New research commissioned by the Charity Tax Group (CTG) and undertaken by London Economics shows that VAT continues to place a significant burden on UK charities, with irrecoverable VAT now costing charities £1.8bn a year. The research also highlights the importance of existing VAT reliefs and exemptions for the charity sector, against a backdrop of calls for a widening of the VAT base both in response to Brexit and to pay for the cost of the Covid-19 pandemic.
To tackle the increasing VAT burden, CTG is calling on the government to introduce a new special charity VAT rate on purchases, to complement existing reduced and zero rates and the social exemptions. The proposal is simple, benefits all charities, and could be adjusted depending on economic circumstances.

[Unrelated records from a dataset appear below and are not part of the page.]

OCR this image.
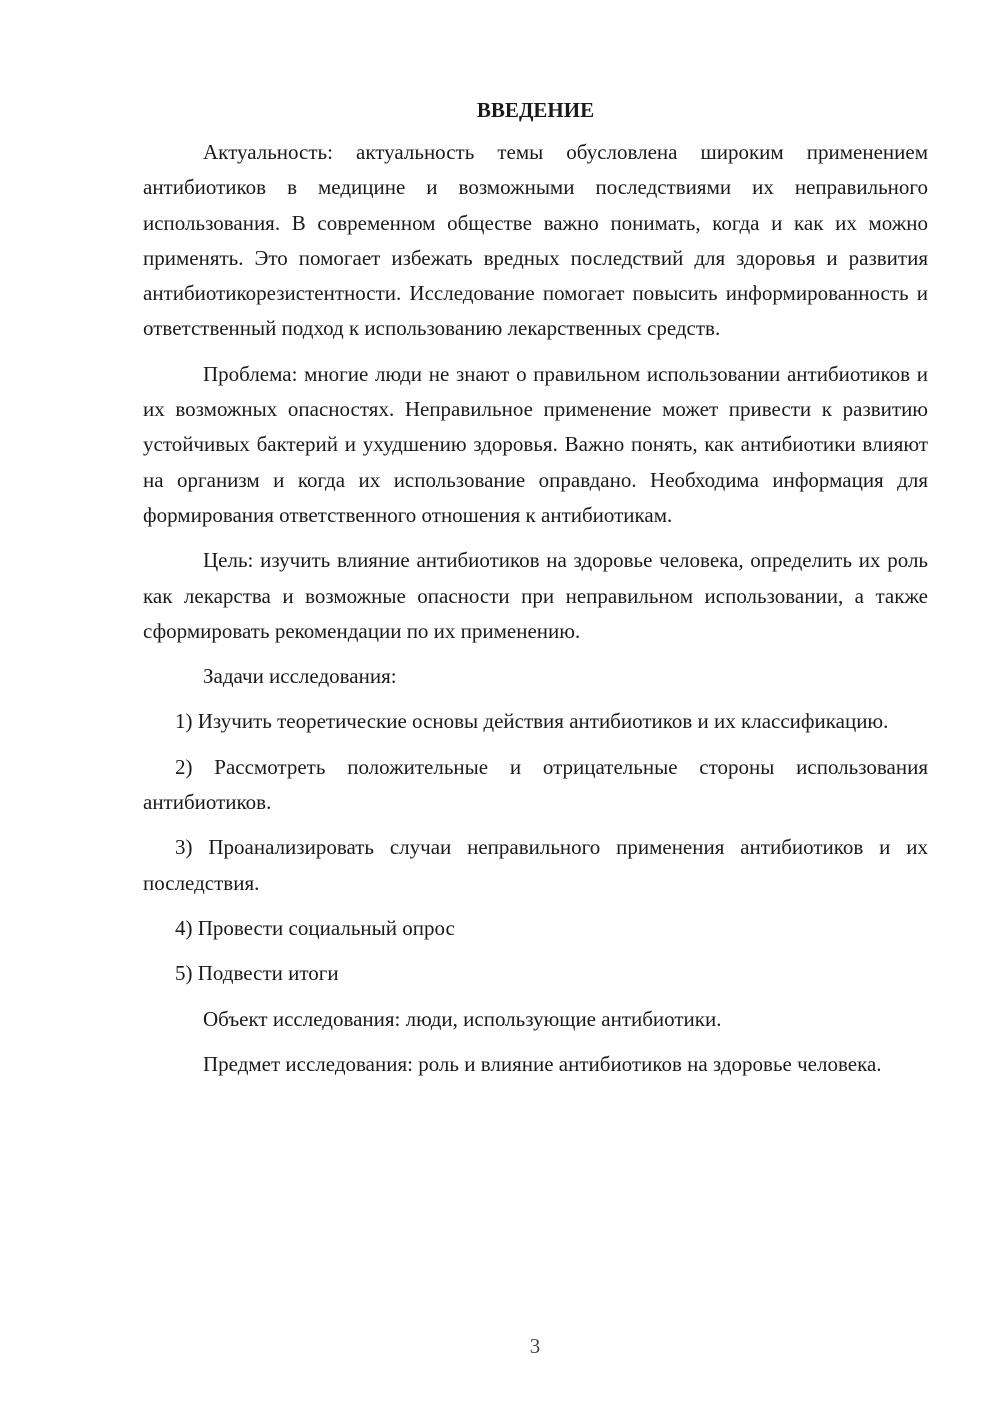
ВВЕДЕНИЕ

Актуальность: актуальность темы обусловлена широким применением антибиотиков в медицине и возможными последствиями их неправильного использования. В современном обществе важно понимать, когда и как их можно применять. Это помогает избежать вредных последствий для здоровья и развития антибиотикорезистентности. Исследование помогает повысить информированность и ответственный подход к использованию лекарственных средств.

Проблема: многие люди не знают о правильном использовании антибиотиков и их возможных опасностях. Неправильное применение может привести к развитию устойчивых бактерий и ухудшению здоровья. Важно понять, как антибиотики влияют на организм и когда их использование оправдано. Необходима информация для формирования ответственного отношения к антибиотикам.

Цель: изучить влияние антибиотиков на здоровье человека, определить их роль как лекарства и возможные опасности при неправильном использовании, а также сформировать рекомендации по их применению.

Задачи исследования:

1) Изучить теоретические основы действия антибиотиков и их классификацию.

2) Рассмотреть положительные и отрицательные стороны использования антибиотиков.

3) Проанализировать случаи неправильного применения антибиотиков и их последствия.

4) Провести социальный опрос

5) Подвести итоги

Объект исследования: люди, использующие антибиотики.

Предмет исследования: роль и влияние антибиотиков на здоровье человека.

3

- Charities and VAT: an evaluation, Charity Tax Group, December 2020
- The value of VAT reliefs for the charity sector, London Economics, November 2020
Launching the research, John Hemming, chairman of the Charity Tax Group, said: “The research is very timely: there are various reviews underway looking at how VAT should operate after Brexit. Charities benefit from some important reliefs, but also incur significant irrecoverable VAT. There are both opportunities and risks for the sector as we need to protect the reliefs that we currently have and we also need help with the increasing cost of irrecoverable VAT.

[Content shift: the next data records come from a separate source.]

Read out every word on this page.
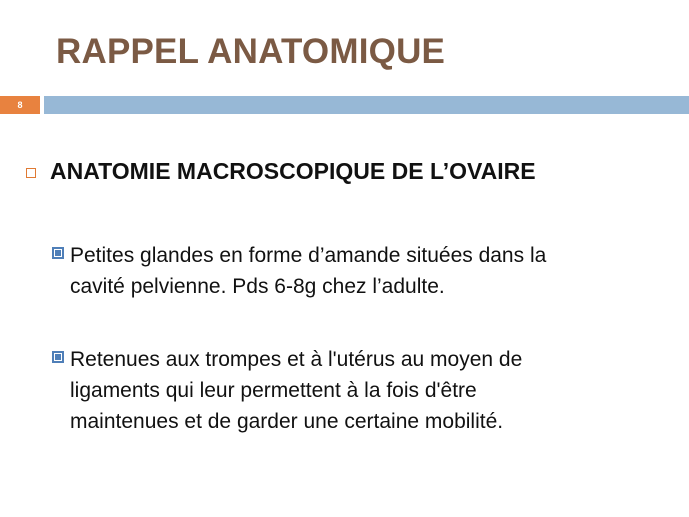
RAPPEL ANATOMIQUE
8
ANATOMIE MACROSCOPIQUE DE L’OVAIRE
Petites glandes en forme d’amande situées dans la
cavité pelvienne. Pds 6-8g chez l’adulte.
Retenues aux trompes et à l'utérus au moyen de
ligaments qui leur permettent à la fois d'être
maintenues et de garder une certaine mobilité.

"For too long, VAT has been a burden on charitable activity: we have looked at ways to solve the problem and are proposing the introduction of a special VAT rate for charity purchases. This would result in significant VAT savings for all charities and free up funds for essential services. This is a clear and practical solution to address this problem and support the valuable work UK charities are doing on behalf of us all.”
VAT is a problem because charities cannot always pass on the cost of VAT to customers and which means they cannot recover the VAT on their purchases in full. Charity funds have to be used to pay VAT bills, rather than being used to help beneficiaries.
The new research quantifies for the first time the value of existing VAT reliefs on purchases (£0.8bn) and the impact of VAT on charity sales and service delivery. Until now, there have been no comprehensive figures for the amount of VAT relief charities claim, nor the ability to evaluate effectively the impact on charities of changes to the VAT system. The research also demonstrates, for the first time, the total tax contribution made by charities (TTC) which amounts to £10.12bn a year and quantifies the reliefs available to them.
Rohit Ladher, associate director of London Economics, said: “As charities face unprecedented challenges (not least due to the ongoing Covid-19 crisis) and opportunities (for example with the UK’s departure from the EU), it is important to remind ourselves of the value generated by charities in the UK. While charities benefit from certain tax reliefs and exemptions, this study highlights the significant tax burden they continue to face.”